Clarke T R, Bain P A, Sha L, Payne A H
Department of Biological Chemistry, University of Michigan, Ann Arbor 48109-0278.
Endocrinology. 1993 May;132(5):1971-6. doi: 10.1210/endo.132.5.8477648.
The enzyme 3 beta-hydroxysteroid dehydrogenase/delta 5-delta 4-Isomerase (3 beta HSD) catalyzes the conversion of delta 5-3 beta-hydroxysteroids to delta 4-3-ketosteroids, an essential step in the biosynthesis of all biologically active steroid hormones. We previously reported the isolation of three distinct mouse cDNAs for 3 beta HSD (3 beta HSD I, II, and III) and tissue-specific expression of their mRNAs. 3 beta HSD I is expressed only in gonads and adrenal glands, and 3 beta HSD II and III are expressed in both liver and kidneys. In the current study, we present data which demonstrate that transiently expressed 3 beta HSD I and 3 beta HSD III proteins can catalyze the conversion of the delta 5-steroids, pregnenolone and dehydroepiandrosterone, to their respective delta 4-3-ketosteroids, progesterone and androstenedione. They also can dehydrogenate the 3 beta-hydroxy group of the 5 alpha-reduced steroid 5 alpha-androstanediol to yield dihydrotestosterone in the presence of the cofactor NAD+. The Km values of the expressed 3 beta HSD I (for each of these substrates) were all below 0.2 microM. Km values of 3 beta HSD III were greater for all substrates, with the greatest increase observed for pregnenolone, which was over 10-fold greater. Both forms of expressed protein can catalyze the reduction of dihydrotestosterone to 5 alpha-androstanediol in the presence of the cofactor NADH, but with considerably higher Km values (5.5 microM for form I and 6.8 microM for form III). The observed maximum velocity of form I was much higher for all substrates examined. RNase protection and immunoblot analysis of expressed 3 beta HSD I and III indicate that the difference in maximum velocity reflect differences in the steady state levels of mRNA and amounts of protein. In addition, the expressed 3 beta HSD III protein analyzed by Western blot has a lower mobility than the 3 beta HSD I protein, both similar in mol wt to the 3 beta HSD proteins detected in mouse liver and adrenal glands, respectively. These data demonstrate that an isoform of 3 beta HSD expressed in liver and kidney has the capacity to convert delta 5-3 beta-hydroxysteroids to delta 4-3-ketosteroids. The data suggest that a homologous human 3 beta HSD isoform could play an important role in cases of genetic deficiency of the gonadal and adrenal isoform.

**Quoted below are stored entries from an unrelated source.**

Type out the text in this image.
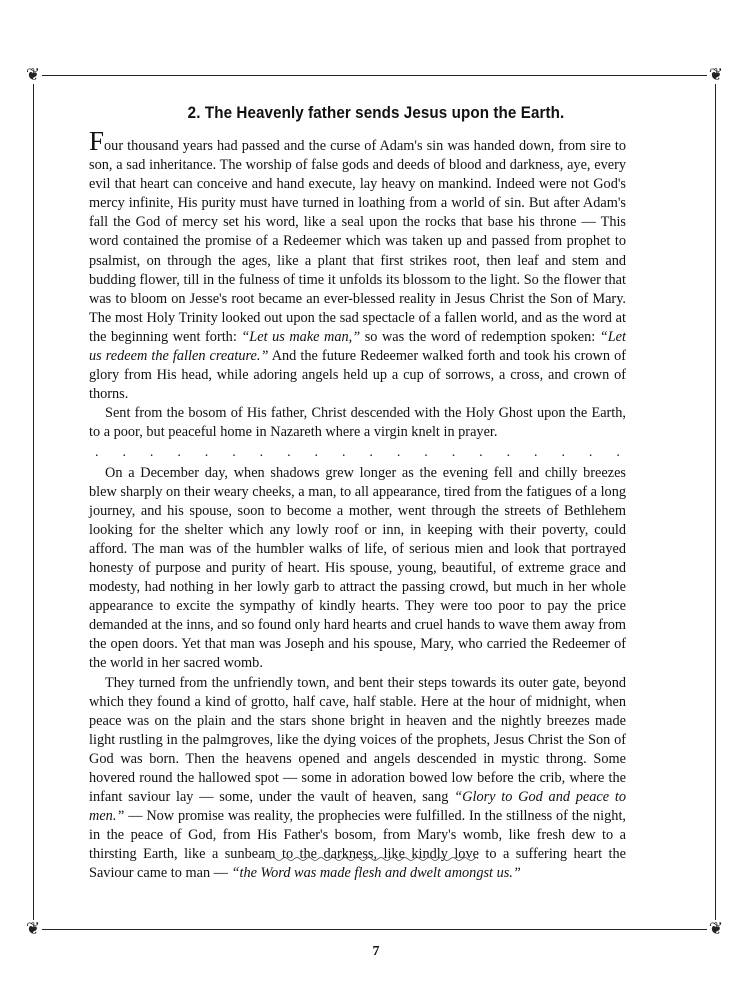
❦	❦
❦	❦
2. The Heavenly father sends Jesus upon the Earth.

Four thousand years had passed and the curse of Adam's sin was handed down, from sire to son, a sad inheritance. The worship of false gods and deeds of blood and darkness, aye, every evil that heart can conceive and hand execute, lay heavy on mankind. Indeed were not God's mercy infinite, His purity must have turned in loathing from a world of sin. But after Adam's fall the God of mercy set his word, like a seal upon the rocks that base his throne — This word contained the promise of a Redeemer which was taken up and passed from prophet to psalmist, on through the ages, like a plant that first strikes root, then leaf and stem and budding flower, till in the fulness of time it unfolds its blossom to the light. So the flower that was to bloom on Jesse's root became an ever-blessed reality in Jesus Christ the Son of Mary. The most Holy Trinity looked out upon the sad spectacle of a fallen world, and as the word at the beginning went forth: “Let us make man,” so was the word of redemption spoken: “Let us redeem the fallen creature.” And the future Redeemer walked forth and took his crown of glory from His head, while adoring angels held up a cup of sorrows, a cross, and crown of thorns.

Sent from the bosom of His father, Christ descended with the Holy Ghost upon the Earth, to a poor, but peaceful home in Nazareth where a virgin knelt in prayer.

. . . . . . . . . . . . . . . . . . . .

On a December day, when shadows grew longer as the evening fell and chilly breezes blew sharply on their weary cheeks, a man, to all appearance, tired from the fatigues of a long journey, and his spouse, soon to become a mother, went through the streets of Bethlehem looking for the shelter which any lowly roof or inn, in keeping with their poverty, could afford. The man was of the humbler walks of life, of serious mien and look that portrayed honesty of purpose and purity of heart. His spouse, young, beautiful, of extreme grace and modesty, had nothing in her lowly garb to attract the passing crowd, but much in her whole appearance to excite the sympathy of kindly hearts. They were too poor to pay the price demanded at the inns, and so found only hard hearts and cruel hands to wave them away from the open doors. Yet that man was Joseph and his spouse, Mary, who carried the Redeemer of the world in her sacred womb.

They turned from the unfriendly town, and bent their steps towards its outer gate, beyond which they found a kind of grotto, half cave, half stable. Here at the hour of midnight, when peace was on the plain and the stars shone bright in heaven and the nightly breezes made light rustling in the palmgroves, like the dying voices of the prophets, Jesus Christ the Son of God was born. Then the heavens opened and angels descended in mystic throng. Some hovered round the hallowed spot — some in adoration bowed low before the crib, where the infant saviour lay — some, under the vault of heaven, sang “Glory to God and peace to men.” — Now promise was reality, the prophecies were fulfilled. In the stillness of the night, in the peace of God, from His Father's bosom, from Mary's womb, like fresh dew to a thirsting Earth, like a sunbeam to the darkness, like kindly love to a suffering heart the Saviour came to man — “the Word was made flesh and dwelt amongst us.”

7
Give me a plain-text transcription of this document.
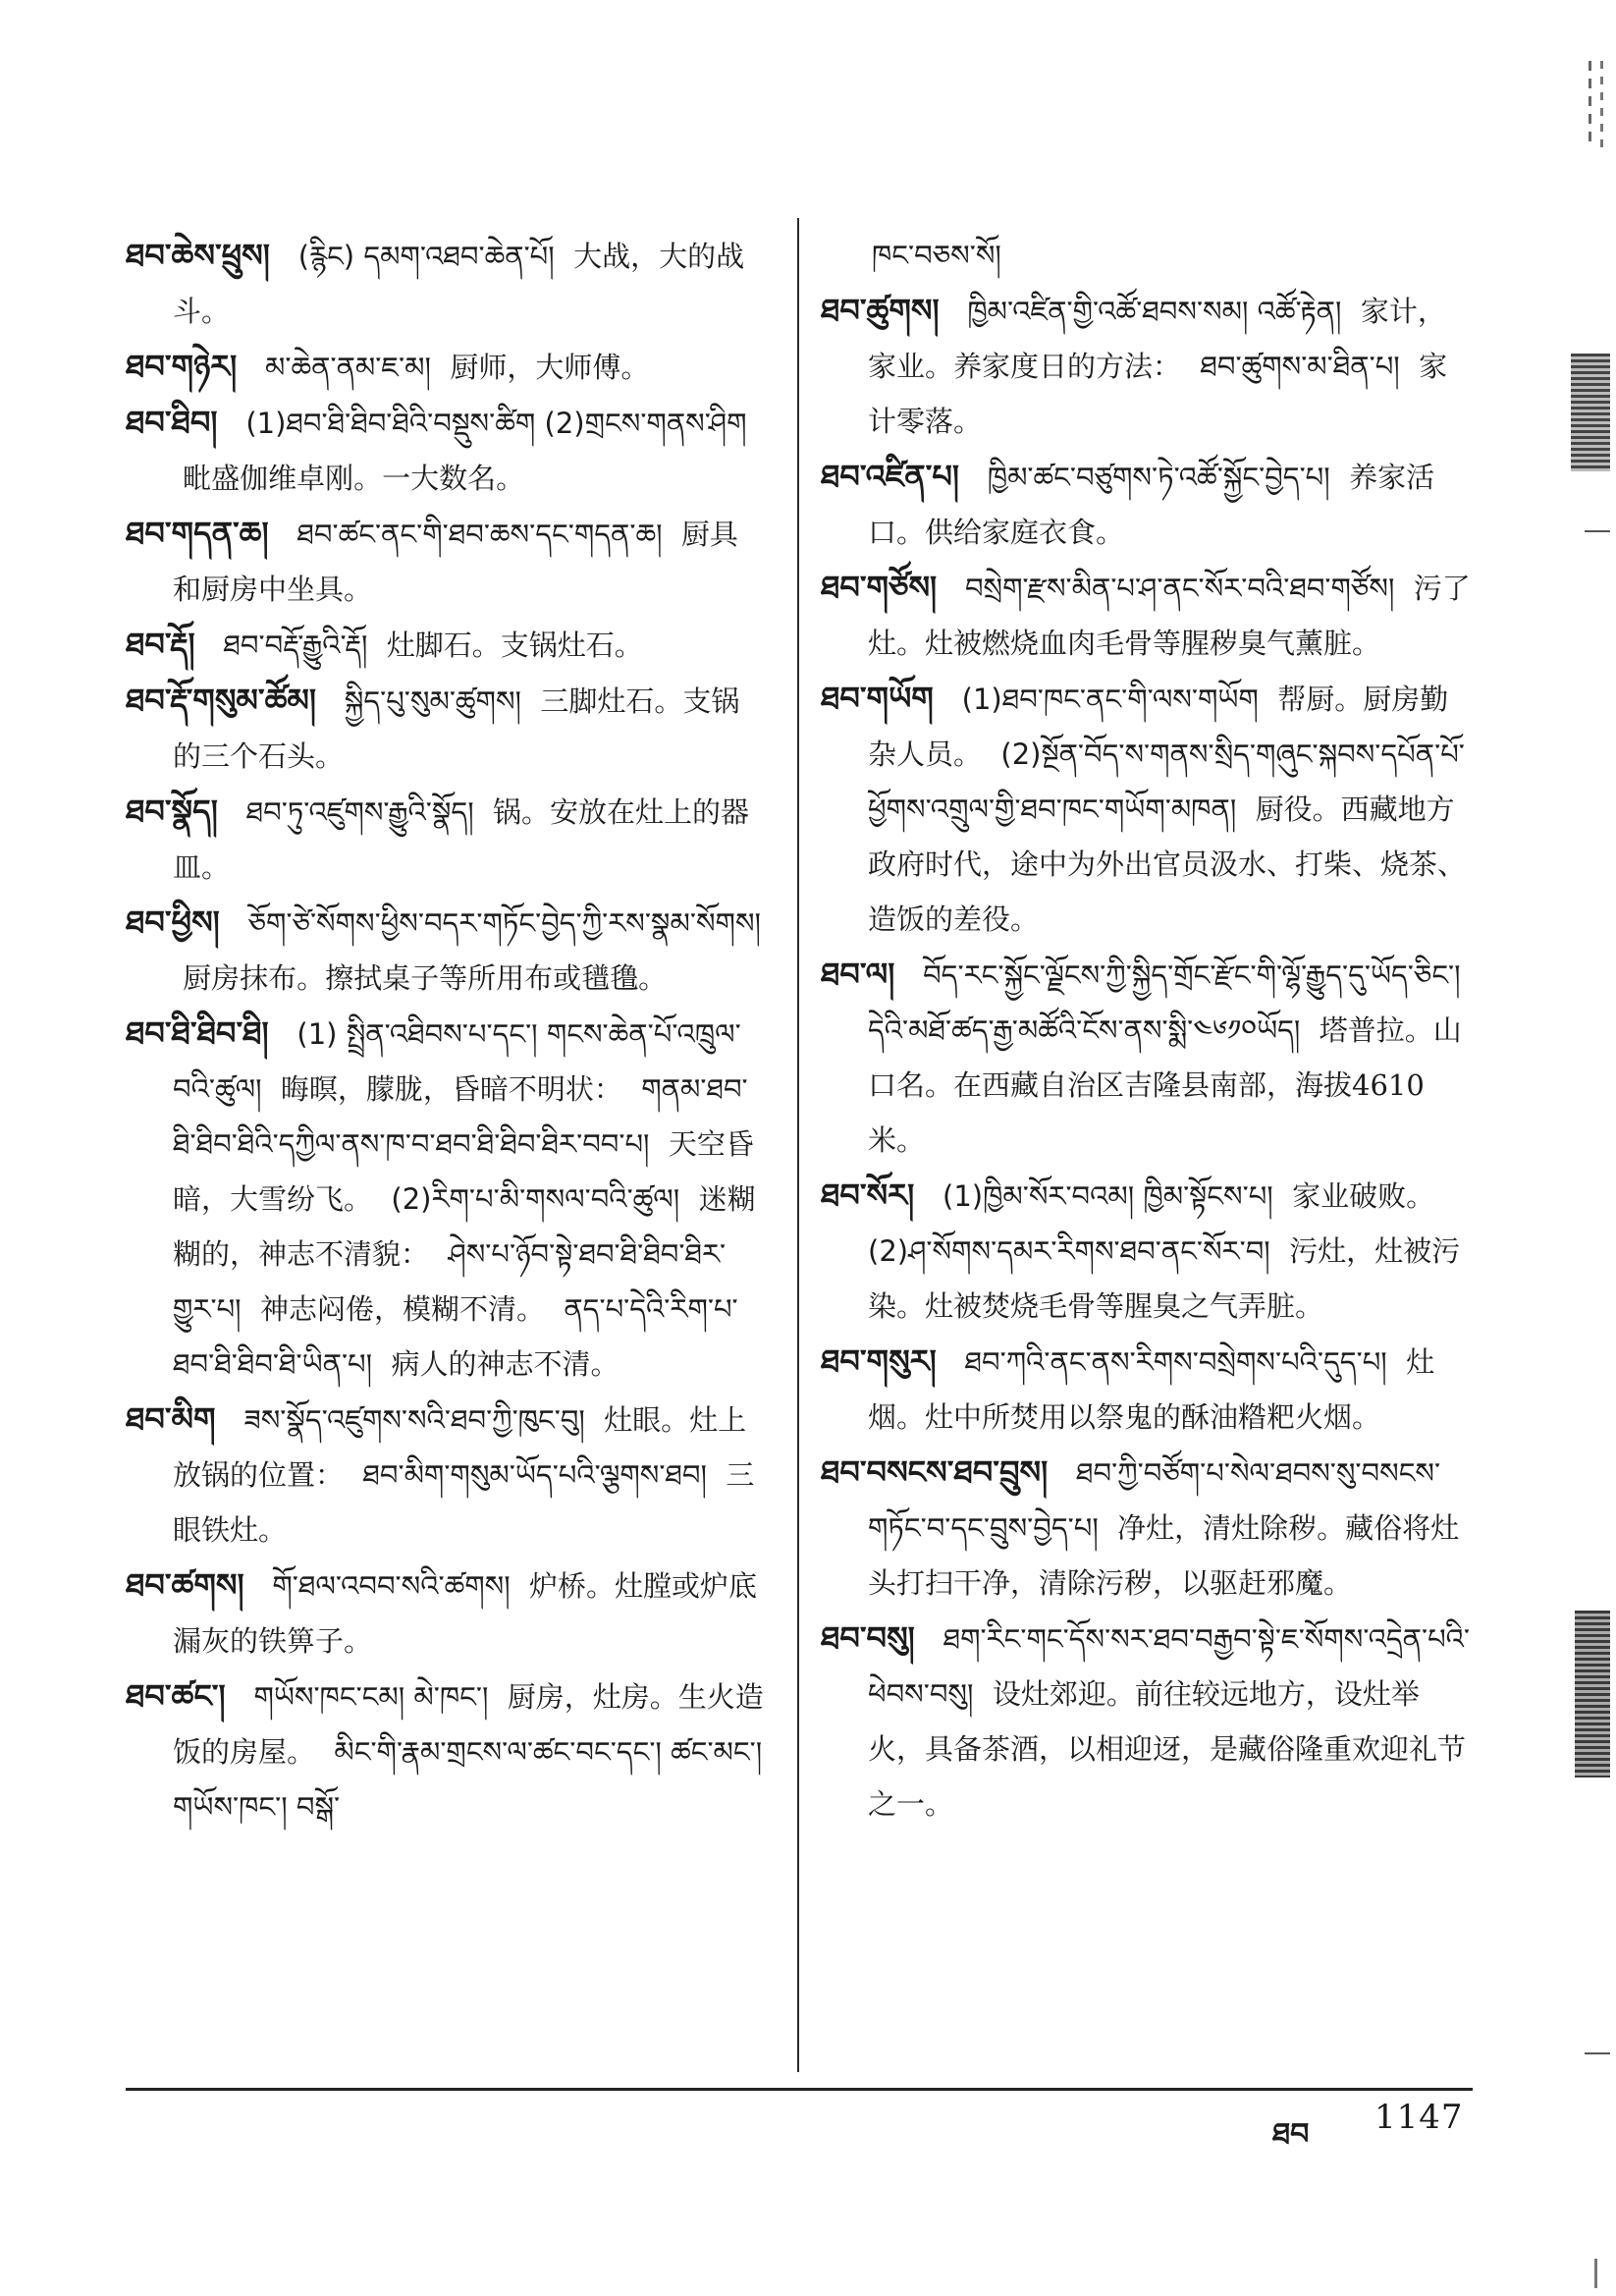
ཐབ་ཆེས་ཕྲུས། (རྙིང) དམག་འཐབ་ཆེན་པོ། 大战，大的战斗。

ཐབ་གཉེར། མ་ཆེན་ནམ་ཇ་མ། 厨师，大师傅。

ཐབ་ཐིབ། (1)ཐབ་ཐི་ཐིབ་ཐིའི་བསྡུས་ཚིག (2)གྲངས་གནས་ཤིག 毗盛伽维卓刚。一大数名。

ཐབ་གདན་ཆ། ཐབ་ཚང་ནང་གི་ཐབ་ཆས་དང་གདན་ཆ། 厨具和厨房中坐具。

ཐབ་རྡོ། ཐབ་བརྡོ་རྒྱུའི་རྡོ། 灶脚石。支锅灶石。

ཐབ་རྡོ་གསུམ་ཚོམ། སྐྱིད་པུ་སུམ་ཚུགས། 三脚灶石。支锅的三个石头。

ཐབ་སྣོད། ཐབ་ཏུ་འཛུགས་རྒྱུའི་སྣོད། 锅。安放在灶上的器皿。

ཐབ་ཕྱིས། ཅོག་ཙེ་སོགས་ཕྱིས་བདར་གཏོང་བྱེད་ཀྱི་རས་སྣམ་སོགས། 厨房抹布。擦拭桌子等所用布或氆氇。

ཐབ་ཐི་ཐིབ་ཐི། (1) སྤྲིན་འཐིབས་པ་དང་། གངས་ཆེན་པོ་འཁྲུལ་བའི་ཚུལ། 晦暝，朦胧，昏暗不明状： གནམ་ཐབ་ཐི་ཐིབ་ཐིའི་དཀྱིལ་ནས་ཁ་བ་ཐབ་ཐི་ཐིབ་ཐིར་བབ་པ། 天空昏暗，大雪纷飞。 (2)རིག་པ་མི་གསལ་བའི་ཚུལ། 迷糊糊的，神志不清貌： ཤེས་པ་ཉོབ་སྟེ་ཐབ་ཐི་ཐིབ་ཐིར་གྱུར་པ། 神志闷倦，模糊不清。 ནད་པ་དེའི་རིག་པ་ཐབ་ཐི་ཐིབ་ཐི་ཡིན་པ། 病人的神志不清。

ཐབ་མིག ཟས་སྣོད་འཛུགས་སའི་ཐབ་ཀྱི་ཁུང་བུ། 灶眼。灶上放锅的位置： ཐབ་མིག་གསུམ་ཡོད་པའི་ལྕགས་ཐབ། 三眼铁灶。

ཐབ་ཚགས། གོ་ཐལ་འབབ་སའི་ཚགས། 炉桥。灶膛或炉底漏灰的铁箅子。

ཐབ་ཚང་། གཡོས་ཁང་ངམ། མེ་ཁང་། 厨房，灶房。生火造饭的房屋。 མིང་གི་རྣམ་གྲངས་ལ་ཚང་བང་དང་། ཚང་མང་། གཡོས་ཁང་། བསྒོ་

ཁང་བཅས་སོ།

ཐབ་ཚུགས། ཁྱིམ་འཛིན་གྱི་འཚོ་ཐབས་སམ། འཚོ་རྟེན། 家计，家业。养家度日的方法： ཐབ་ཚུགས་མ་ཐིན་པ། 家计零落。

ཐབ་འཛིན་པ། ཁྱིམ་ཚང་བཙུགས་ཏེ་འཚོ་སྐྱོང་བྱེད་པ། 养家活口。供给家庭衣食。

ཐབ་གཙོས། བསྲེག་རྫས་མིན་པ་ཤ་ནང་སོར་བའི་ཐབ་གཙོས། 污了灶。灶被燃烧血肉毛骨等腥秽臭气薰脏。

ཐབ་གཡོག (1)ཐབ་ཁང་ནང་གི་ལས་གཡོག 帮厨。厨房勤杂人员。 (2)སྔོན་བོད་ས་གནས་སྲིད་གཞུང་སྐབས་དཔོན་པོ་ཕྱོགས་འགྲུལ་གྱི་ཐབ་ཁང་གཡོག་མཁན། 厨役。西藏地方政府时代，途中为外出官员汲水、打柴、烧茶、造饭的差役。

ཐབ་ལ། བོད་རང་སྐྱོང་ལྗོངས་ཀྱི་སྐྱིད་གྲོང་རྫོང་གི་ལྷོ་རྒྱུད་དུ་ཡོད་ཅིང་། དེའི་མཐོ་ཚད་རྒྱ་མཚོའི་ངོས་ནས་སྨི་༤༦༡༠ཡོད། 塔普拉。山口名。在西藏自治区吉隆县南部，海拔4610米。

ཐབ་སོར། (1)ཁྱིམ་སོར་བའམ། ཁྱིམ་སྟོངས་པ། 家业破败。 (2)ཤ་སོགས་དམར་རིགས་ཐབ་ནང་སོར་བ། 污灶，灶被污染。灶被焚烧毛骨等腥臭之气弄脏。

ཐབ་གསུར། ཐབ་ཀའི་ནང་ནས་རིགས་བསྲེགས་པའི་དུད་པ། 灶烟。灶中所焚用以祭鬼的酥油糌粑火烟。

ཐབ་བསངས་ཐབ་བྲུས། ཐབ་ཀྱི་བཙོག་པ་སེལ་ཐབས་སུ་བསངས་གཏོང་བ་དང་བྲུས་བྱེད་པ། 净灶，清灶除秽。藏俗将灶头打扫干净，清除污秽，以驱赶邪魔。

ཐབ་བསུ། ཐག་རིང་གང་དོས་སར་ཐབ་བརྒྱབ་སྟེ་ཇ་སོགས་འདྲེན་པའི་ཕེབས་བསུ། 设灶郊迎。前往较远地方，设灶举火，具备茶酒，以相迎迓，是藏俗隆重欢迎礼节之一。

ཐབ 1147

3β-羟基类固醇脱氢酶/δ5-δ4-异构酶(3βHSD)催化δ5-3β-羟基类固醇向δ4-3-酮类固醇的转化,这是所有生物活性甾体激素生物合成中的关键步骤。我们之前报道了三种不同的小鼠3βHSD cDNA(3βHSD I、II和III)的分离及其mRNA的组织特异性表达。3βHSD I仅在性腺和肾上腺中表达,3βHSD II和III在肝脏和肾脏中均有表达。在本研究中,我们提供的数据表明,瞬时表达的3βHSD I和3βHSD III蛋白能够催化δ5-类固醇孕烯醇酮和脱氢表雄酮分别转化为其相应的δ4-3-酮类固醇孕酮和雄烯二酮。在辅因子NAD+存在的情况下,它们还能使5α-还原类固醇5α-雄烷二醇的3β-羟基脱氢生成双氢睾酮。表达的3βHSD I(针对每种底物)的Km值均低于0.2μM。3βHSD III对所有底物的Km值更高,孕烯醇酮的Km值增加最为显著,超过了10倍。在辅因子NADH存在的情况下,两种形式的表达蛋白都能催化双氢睾酮还原为5α-雄烷二醇,但Km值相当高(I型为5.5μM,III型为6.8μM)。对于所有检测的底物,观察到的I型最大反应速度要高得多。对表达的3βHSD I和III进行核糖核酸酶保护和免疫印迹分析表明,最大反应速度的差异反映了mRNA稳态水平和蛋白量的差异。此外,通过蛋白质印迹分析的表达的3βHSD III蛋白的迁移率低于3βHSD I蛋白,二者分子量分别与在小鼠肝脏和肾上腺中检测到的3βHSD蛋白相似。这些数据表明,在肝脏和肾脏中表达的3βHSD同工型具有将δ5-3β-羟基类固醇转化为δ4-3-酮类固醇的能力。数据表明,同源的人类3βHSD同工型在性腺和肾上腺同工型基因缺陷的情况下可能起重要作用。